Oliver 70

Updated: 04/01/2011 @ 10:12am

Toward the end of the 1930s, the Great Depression’s choke hold on agriculture was finally relenting.

Foreclosures were becoming a bad memory of past troubled times. Money was seeping back into agriculture. And farmers, yearning for the advanced technology, began shopping for tractors in droves.

The time was ripe for a breakthrough in tractor design. And the newly formed Oliver Corporation pounced on that opportunity with a tractor that would define horsepower design for the next several decades.

Sleekly styled and packing a powerful six-cylinder engine that burned high-octane gasoline, Oliver’s Model 70 was a perfect metaphor for agriculture’s new prosperity.

When it was introduced in 1935, the 70 instantly stood out of the growing pack of post-Depression horsepower. Not only did it herald the beginning of better times, the 70 established Oliver as a serious contender in the world of farm machinery. Gone were the stodgy Hart-Parr designs replaced by a tractor designed for tomorrow. For a time, the 70 was the envy, as well as the template, for competing tractor engineers.

An evolution in power

The 70 was not a revolutionary design such as the Fordson or Farmall Regular. The tractor’s automotive styling, while advanced, was not a novel concept. Tractors bore similar styling in the late 1910s and 1920s.

While the 70’s engine was advanced in that it was designed to burn 70-octane gas (from which the Model 70 derived its name), such high-speed engines had been available since the mid-1910s.

Altgelt’s dream

Still, when it first hit the marketplace, the 70 instantly eclipsed styled tractors of previous eras. Oliver engineers, under the leadership of chief engineer Herman Altgelt, seamlessly merged auto design with agriculture purpose creating a standard other tractors would emulate for the next 25 years.

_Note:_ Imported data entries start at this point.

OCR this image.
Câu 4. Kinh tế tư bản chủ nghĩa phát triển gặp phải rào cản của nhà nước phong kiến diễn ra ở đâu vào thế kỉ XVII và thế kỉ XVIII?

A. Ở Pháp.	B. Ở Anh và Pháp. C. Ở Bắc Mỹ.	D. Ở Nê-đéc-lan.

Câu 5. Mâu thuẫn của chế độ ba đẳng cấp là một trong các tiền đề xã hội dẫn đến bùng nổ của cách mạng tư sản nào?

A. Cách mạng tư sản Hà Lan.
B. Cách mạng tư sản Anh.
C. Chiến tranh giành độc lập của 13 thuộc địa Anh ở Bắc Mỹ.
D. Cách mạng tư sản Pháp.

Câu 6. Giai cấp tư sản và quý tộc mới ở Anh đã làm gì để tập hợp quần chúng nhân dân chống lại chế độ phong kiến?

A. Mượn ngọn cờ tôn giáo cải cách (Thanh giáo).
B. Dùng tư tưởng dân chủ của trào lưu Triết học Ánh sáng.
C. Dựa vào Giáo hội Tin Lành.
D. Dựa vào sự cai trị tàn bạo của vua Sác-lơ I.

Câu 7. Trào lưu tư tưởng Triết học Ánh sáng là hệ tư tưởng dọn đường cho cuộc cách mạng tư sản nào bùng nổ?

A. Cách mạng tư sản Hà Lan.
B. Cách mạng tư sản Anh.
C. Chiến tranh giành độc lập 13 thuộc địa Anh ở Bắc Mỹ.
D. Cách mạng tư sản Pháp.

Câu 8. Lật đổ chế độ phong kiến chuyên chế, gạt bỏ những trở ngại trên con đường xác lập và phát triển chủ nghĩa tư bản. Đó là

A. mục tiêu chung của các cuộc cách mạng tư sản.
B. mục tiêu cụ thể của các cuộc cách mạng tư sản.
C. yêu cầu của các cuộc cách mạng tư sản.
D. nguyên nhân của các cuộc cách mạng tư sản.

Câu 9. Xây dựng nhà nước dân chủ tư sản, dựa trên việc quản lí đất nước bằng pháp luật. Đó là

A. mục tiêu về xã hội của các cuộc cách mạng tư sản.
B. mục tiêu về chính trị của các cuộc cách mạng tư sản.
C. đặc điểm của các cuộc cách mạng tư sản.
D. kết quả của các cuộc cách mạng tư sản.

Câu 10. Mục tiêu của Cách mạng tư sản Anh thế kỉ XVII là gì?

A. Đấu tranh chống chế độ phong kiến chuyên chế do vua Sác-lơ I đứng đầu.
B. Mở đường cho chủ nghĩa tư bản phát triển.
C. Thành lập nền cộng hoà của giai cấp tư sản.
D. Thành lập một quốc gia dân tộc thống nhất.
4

The 70 first existed as the Oliver Hart-Parr Row Crop 70. This was Altgelt’s first attempt at creating a new look for the rapidly growing Oliver Corporation. The popularity of the tractor quickly spawned two new versions in a fixed front- axle Standard and shrouded Orchard.

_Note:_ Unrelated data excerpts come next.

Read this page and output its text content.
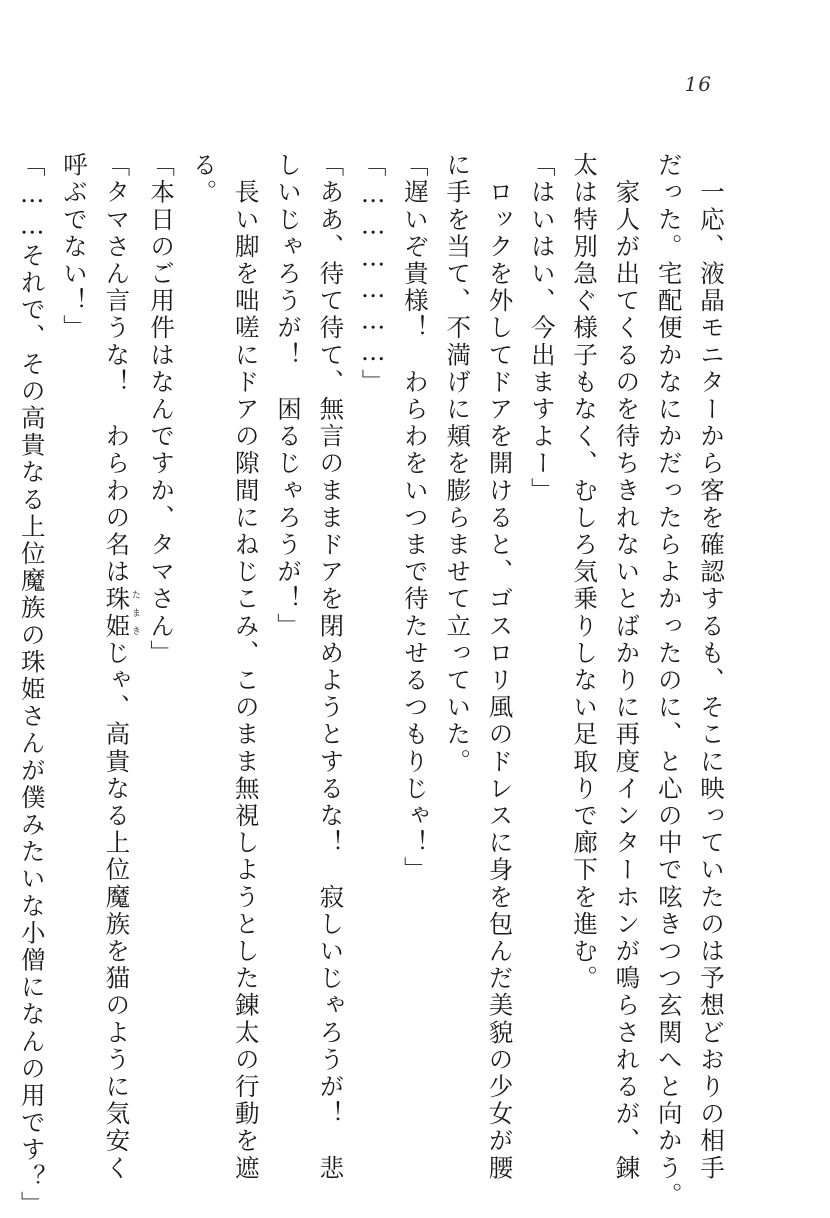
16
　一応、液晶モニターから客を確認するも、そこに映っていたのは予想どおりの相手
だった。宅配便かなにかだったらよかったのに、と心の中で呟きつつ玄関へと向かう。
　家人が出てくるのを待ちきれないとばかりに再度インターホンが鳴らされるが、錬
太は特別急ぐ様子もなく、むしろ気乗りしない足取りで廊下を進む。
「はいはい、今出ますよー」
　ロックを外してドアを開けると、ゴスロリ風のドレスに身を包んだ美貌の少女が腰
に手を当て、不満げに頬を膨らませて立っていた。
「遅いぞ貴様！　わらわをいつまで待たせるつもりじゃ！」
「………………」
「ああ、待て待て、無言のままドアを閉めようとするな！　寂しいじゃろうが！　悲
しいじゃろうが！　困るじゃろうが！」
　長い脚を咄嗟にドアの隙間にねじこみ、このまま無視しようとした錬太の行動を遮
る。
「本日のご用件はなんですか、タマさん」
「タマさん言うな！　わらわの名は珠姫たまきじゃ、高貴なる上位魔族を猫のように気安く
呼ぶでない！」
「……それで、その高貴なる上位魔族の珠姫さんが僕みたいな小僧になんの用です？」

And then, in 1937, the 70 underwent further streamlining accented by a sloped-back oval grille and side panels bearing horizontal, rather that vertical, louvers. And gone was the Hart-Parr name from the tractor’s hood and side panels.

The power plants on new 70s stayed the same with this change. Farmers could choose from a high-compression engine (HC designation) or a version capable of burning kerosene or distillate fuel (KD designation).

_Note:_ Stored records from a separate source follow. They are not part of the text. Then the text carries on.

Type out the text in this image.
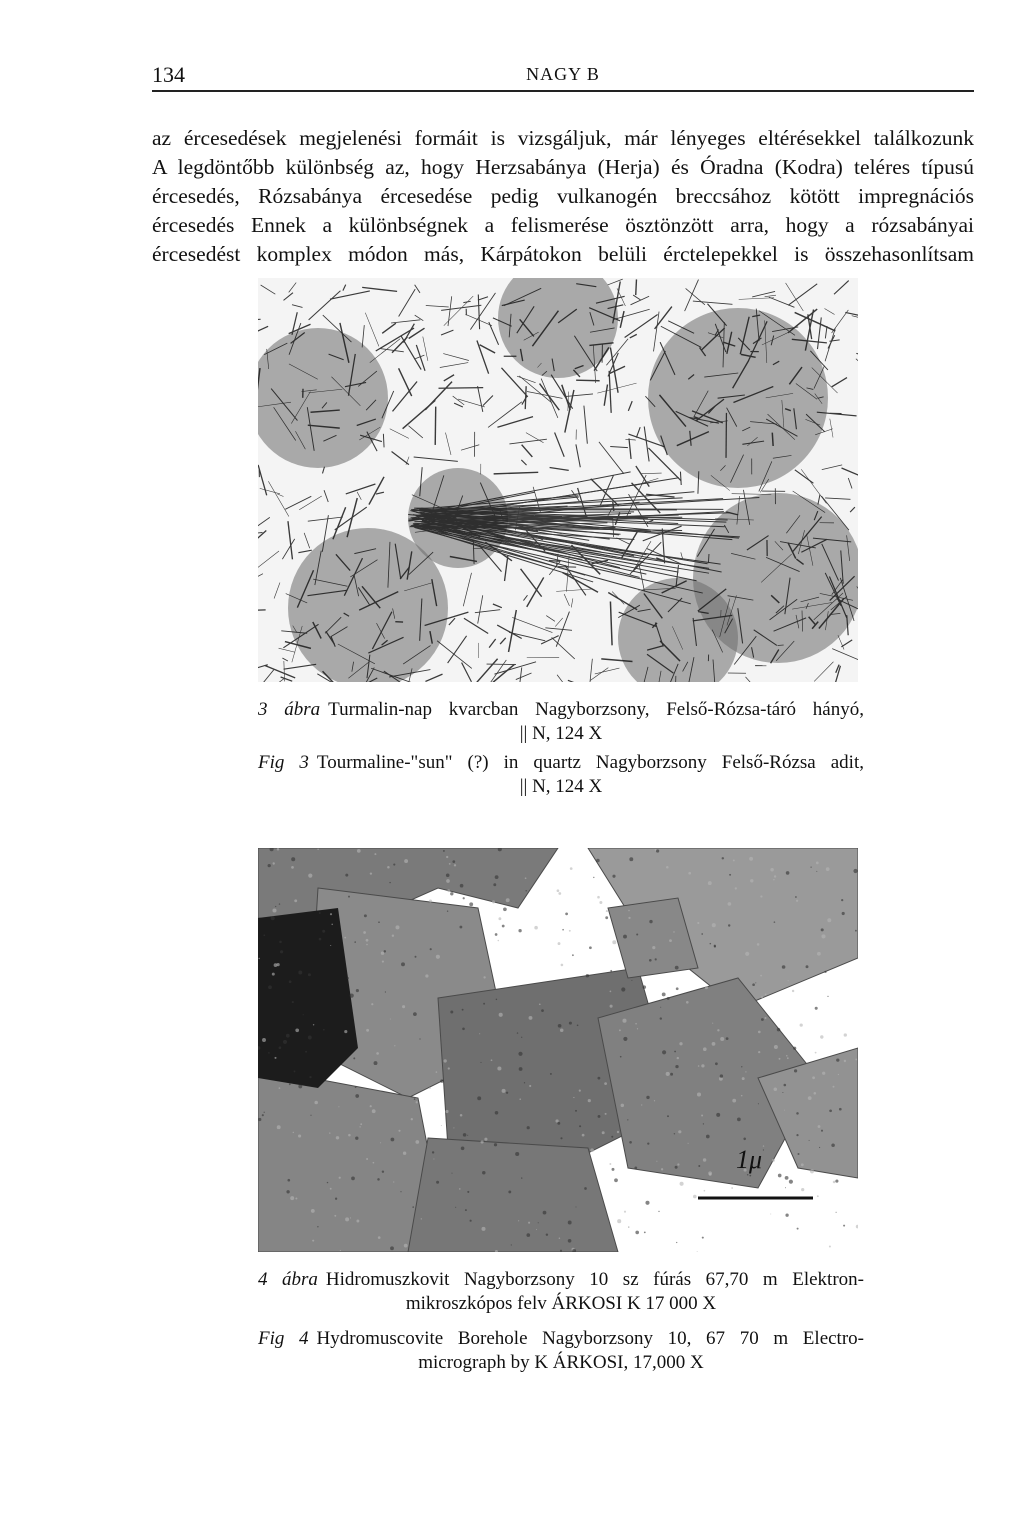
134	NAGY B
az ércesedések megjelenési formáit is vizsgáljuk, már lényeges eltérésekkel találkozunk
A legdöntőbb különbség az, hogy Herzsabánya (Herja) és Óradna (Kodra) teléres típusú
ércesedés, Rózsabánya ércesedése pedig vulkanogén breccsához kötött impregnációs
ércesedés Ennek a különbségnek a felismerése ösztönzött arra, hogy a rózsabányai
ércesedést komplex módon más, Kárpátokon belüli érctelepekkel is összehasonlítsam
3 ábra Turmalin-nap kvarcban Nagyborzsony, Felső-Rózsa-táró hányó,
|| N, 124 X
Fig 3 Tourmaline-"sun" (?) in quartz Nagyborzsony Felső-Rózsa adit,
|| N, 124 X
1μ
4 ábra Hidromuszkovit Nagyborzsony 10 sz fúrás 67,70 m Elektron-
mikroszkópos felv ÁRKOSI K 17 000 X
Fig 4 Hydromuscovite Borehole Nagyborzsony 10, 67 70 m Electro-
micrograph by K ÁRKOSI, 17,000 X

Built to Oliver’s specifications by Continental, the differences between the two valve-in-head engine types are found in variations in cylinder head and manifold designs. (See other engine differences in the item below.) As a result, the HC turned out two more horses developing a maximum 28½ drawbar horsepower. Otherwise either engine had a displacement of 201¹⁄3 cubic inches and operated at 1,500 rpm.